During the week in June, the women would pick up their men in the evening, drive to a campsite, and then return them to the Trail in the morning. Charles says they were able to average 20 miles per day that week, as opposed to his average 15 miles, because they could “slack pack” those days. Slack packing is hiking with a very light pack because many necessities can be left at the campsite.
Jenelle also flew to Maine to greet Charles at the end of his journey. Prior to the trek, Charles estimated that he could finish in six months. When he had a good idea of when he would arrive at the end, he asked Jenelle to meet him in Maine on Sept. 10. He scaled a very foggy Mount Katahdin that day, and when he finished hiking down the other side, Jenelle greeted her husband with a modest celebration, complete with “I love you” shorts, balloons and medals for the three finishing hikers: Charles, Fox and Linda “Peddler” Bell, a female hiker who joined them for the last 300 miles.
Charles is glad he completed the Trail, despite the difficulties he suffered. He and some fellow hikers decided the trek is worse than boot camp. The reason: You can’t quit boot camp, so you’re forced to stick it out. At any point on the Trail, however, you can call it quits, so you have to choose to go through the struggle. That makes it not only a physical challenge, but a mental one as well. In fact, Charles says he estimates it to be about 75% mental.
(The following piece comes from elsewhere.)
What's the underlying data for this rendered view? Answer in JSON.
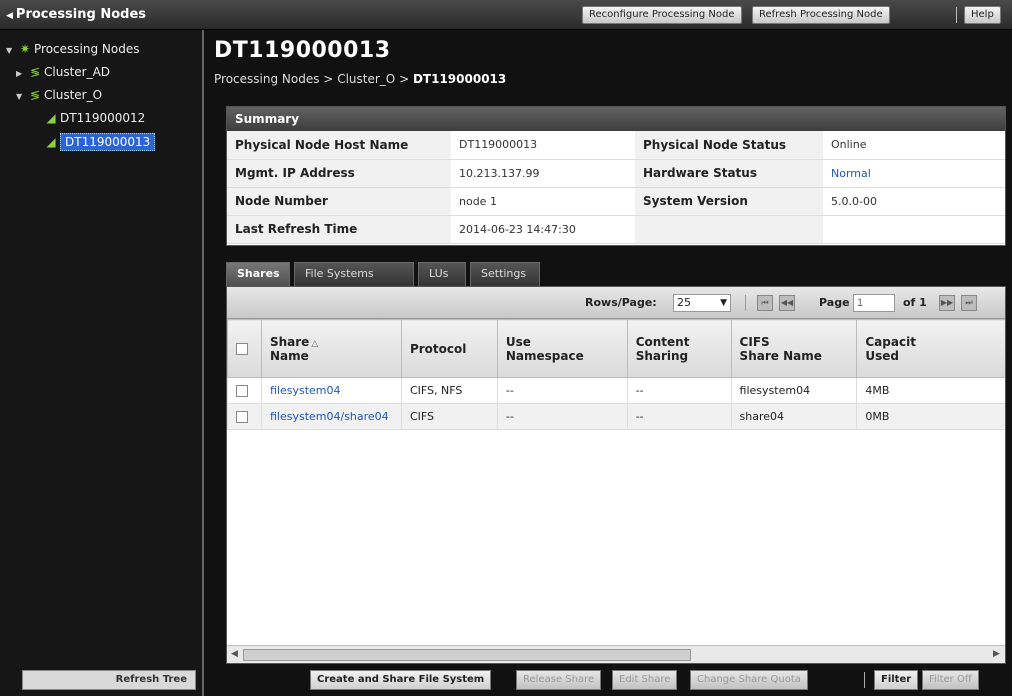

“Most people could do it,” he says, “but you have to get your mind right.” He also suggests, “Go younger. You don’t hurt as bad.” Though, he admits that the trail is more difficult now because very little of it uses roadways, which were some of the easier parts to hike in ’97.
The mental toughness Charles developed during his six months on the Trail also contributed to his ability to brave the struggle he went through with complications following prostate cancer surgery in March of 2000. He says he doesn’t know if he could have gotten through that experience if he hadn’t hiked the Trail. “It helped me pull through that,” he admits.
Through it all — a painful hammer toe, an old ankle injury that bothered him the first 500 miles, developing neuropathy in his feet, dangerous paths, bad weather and feisty varmints — Charles had the strength to press on and to persevere. He’s an inspiration.